My friends, no one is ever punished for beating a forecast.
And this leads us to Covid-19 and tweets such as:
CDC corrected their numbers.
US averages 8k deaths per day from all causes normally.
So roughly 56k/wk is 'normal'
Only 2 weeks had 'higher than normal' death counts.
Total deaths have not increased year over year.
— GeekRad (@RadGeekpartduex) May 2, 2020
What’s the reality of Covid-19? At this point, I have no clue and I think Scott Adams is correct when he says that all the data we’re seeing at this point is crap. However, what I’m pretty darn sure of is that whatever the actual numbers are, everything will ultimately be portrayed as the hugest (sic) pandemic win in the history of the world.
And I’m OK with that because President Trump gets the win.
Did the CDC, WHO, Bill Gates and all the rest of them get it pretty much completely wrong? Probably but we can never know for sure.
Are Dr. Birx and Dr. Fauci second guessing themselves? NOT FOR A MOMENT because winning is so much better than losing — particularly when someone else is paying the price.

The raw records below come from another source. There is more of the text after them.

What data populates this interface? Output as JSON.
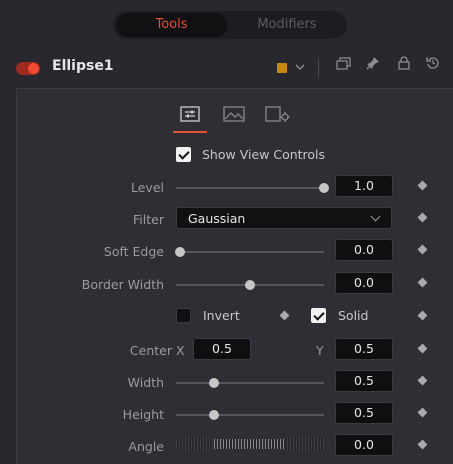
{
  "top_tabs": {
    "tools": "Tools",
    "modifiers": "Modifiers"
  },
  "header": {
    "node_name": "Ellipse1",
    "color_swatch": "#c98a12",
    "icons": [
      "color-picker-chevron-icon",
      "windows-icon",
      "pin-icon",
      "lock-icon",
      "reset-icon"
    ]
  },
  "panel_tabs": [
    "controls-icon",
    "image-icon",
    "settings-icon"
  ],
  "show_view_controls": {
    "label": "Show View Controls",
    "checked": true
  },
  "controls": {
    "level": {
      "label": "Level",
      "value": "1.0",
      "slider": 1.0
    },
    "filter": {
      "label": "Filter",
      "value": "Gaussian"
    },
    "soft_edge": {
      "label": "Soft Edge",
      "value": "0.0",
      "slider": 0.0
    },
    "border_width": {
      "label": "Border Width",
      "value": "0.0",
      "slider": 0.5
    },
    "invert": {
      "label": "Invert",
      "checked": false
    },
    "solid": {
      "label": "Solid",
      "checked": true
    },
    "center": {
      "label": "Center",
      "x_label": "X",
      "x_value": "0.5",
      "y_label": "Y",
      "y_value": "0.5"
    },
    "width": {
      "label": "Width",
      "value": "0.5",
      "slider": 0.25
    },
    "height": {
      "label": "Height",
      "value": "0.5",
      "slider": 0.25
    },
    "angle": {
      "label": "Angle",
      "value": "0.0"
    }
  },
  "colors": {
    "accent": "#e0503b",
    "panel": "#2e2e34",
    "background": "#28282e"
  }
}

As we move into the presidential election, we’re all going to have to put our natural skepticism aside and join President Trump in celebrating than he and his team saved two million lives through flattening the curve. Yes, I don’t believe it either and I’m not even sure what it means anymore.
One more time with enthusiasm. President Trump and his team saved two million lives through flattening the curve. It is the hugest (sic) victory over a pandemic in the history of the world.
Note 1: An order of magnitude is ten times. If you ever want to sound really smart in front of technical people use this sentence — “That’s at least an order of magnitude more difficult!” It works in almost all situations such as “buying a decent cut of meat at Walmart is an order of magnitude more difficult than at a butcher.” See how smart that makes me sound?